Il libro è mediamente lungo e King mette in dubbio anche la memoria dei lettori; verso la fine ci vengono ricordate alcune cose che sappiamo perfettamente e che risultano completamente ridondanti sia per noi che per i pensieri dei personaggi.
Alcuni giochi di parole, come l'assonanza tra Jake/Snake e Phil/Pill si perdono nella traduzione italiana, che avrebbe potuto implementare con le note, spiegandole al lettore.
Di gergo inventato e creato ad hoc per l'occasione ce n'è poco e non rimane impresso come in altri testi.
L'ambientazione del libro passata da DuPray, al Minnesota all'Istituto, quest'ultimo è sicuramente la location meglio visualizzata e raccontata.
Le tempistiche sono inizio giugno/luglio per la parte iniziale, mentre la parte con Luke inizia ad aprile. Le vicende clou si svolgono a fine luglio e il libro termina ad ottobre.

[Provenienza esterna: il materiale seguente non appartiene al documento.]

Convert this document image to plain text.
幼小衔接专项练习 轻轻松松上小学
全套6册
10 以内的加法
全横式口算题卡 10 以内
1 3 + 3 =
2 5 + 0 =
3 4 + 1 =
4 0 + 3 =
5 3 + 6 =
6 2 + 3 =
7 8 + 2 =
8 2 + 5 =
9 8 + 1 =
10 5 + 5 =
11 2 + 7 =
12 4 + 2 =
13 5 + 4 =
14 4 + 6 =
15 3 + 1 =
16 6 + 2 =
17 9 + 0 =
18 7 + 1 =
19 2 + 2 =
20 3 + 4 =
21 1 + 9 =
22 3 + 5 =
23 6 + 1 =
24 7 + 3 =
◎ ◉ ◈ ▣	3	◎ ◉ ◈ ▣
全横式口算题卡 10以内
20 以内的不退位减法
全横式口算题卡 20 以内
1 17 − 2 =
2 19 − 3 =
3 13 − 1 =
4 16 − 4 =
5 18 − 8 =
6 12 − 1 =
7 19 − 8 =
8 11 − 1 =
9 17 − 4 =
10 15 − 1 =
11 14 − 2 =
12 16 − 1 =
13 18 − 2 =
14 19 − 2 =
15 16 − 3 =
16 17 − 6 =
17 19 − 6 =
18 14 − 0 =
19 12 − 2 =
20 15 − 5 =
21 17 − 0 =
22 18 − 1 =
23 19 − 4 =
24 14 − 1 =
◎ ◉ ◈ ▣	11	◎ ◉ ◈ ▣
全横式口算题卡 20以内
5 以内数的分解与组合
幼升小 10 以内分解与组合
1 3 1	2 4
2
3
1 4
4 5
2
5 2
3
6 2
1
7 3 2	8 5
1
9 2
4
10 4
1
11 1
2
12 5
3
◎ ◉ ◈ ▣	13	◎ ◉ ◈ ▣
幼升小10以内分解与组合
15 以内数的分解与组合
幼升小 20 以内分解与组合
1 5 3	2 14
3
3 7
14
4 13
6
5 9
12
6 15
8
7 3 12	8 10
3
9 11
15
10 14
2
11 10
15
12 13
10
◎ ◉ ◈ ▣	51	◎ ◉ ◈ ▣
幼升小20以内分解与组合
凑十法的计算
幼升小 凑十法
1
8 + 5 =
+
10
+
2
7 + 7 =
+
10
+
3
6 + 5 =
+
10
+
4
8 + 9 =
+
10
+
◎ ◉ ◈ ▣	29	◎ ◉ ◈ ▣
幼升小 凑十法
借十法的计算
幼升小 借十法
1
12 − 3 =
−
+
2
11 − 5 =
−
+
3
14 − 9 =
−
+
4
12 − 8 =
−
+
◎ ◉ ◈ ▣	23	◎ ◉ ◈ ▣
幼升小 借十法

In conclusione, L'istituto è un libro che riecheggia la gloria di un tempo senza mai avvicinarcisi realmente. I lettori nuovi potranno apprezzarlo per l'idea, quelli vecchi per la nostalgia che susciterà. Per quanto mi riguarda, King ora scrive per motivazioni differenti a quello che lo muovevano fino ad un decennio fa (ma anche qualcosa in meno); ora sembra che la sua priorità sia combattere Trump e infilare messaggi ruffiani verso gruppi potenzialmente discriminati (in Sleeping Beauties già l'ha fatto in modo clamoroso verso le donne) che, così espliciti e messi a bella posta non hanno alcun effetto positivo e inducono solamente a pensare a qualcosa di fatto apposta e non sincero.
Il rimando ad altre opere è evidente, così come mi pare chiaro che queste ultime due uscite (Elevation e L'istituto) si basino molto su trame di libri passati (L'occhio del male, L'incendiaria e It) e non si riesce a capire bene se lo faccia per un proprio piacere, o per "tenere buoni" i fan (in tal caso, su di me ha l'effetto contrario).
Stephen King non mi fa sentire più la verità dentro le sue parole e, questo, influisce grandemente sulla piacevolezza della lettura. I cattivi non sono più tali o, comunque, iconici da lungo tempo e lo stile smaschera la poca fiducia nel lettore. Per questi motivi non so se consigliarlo; non è un brutto libro ma ricorda molto una minestrina riscaldata e, sicuramente, industriale.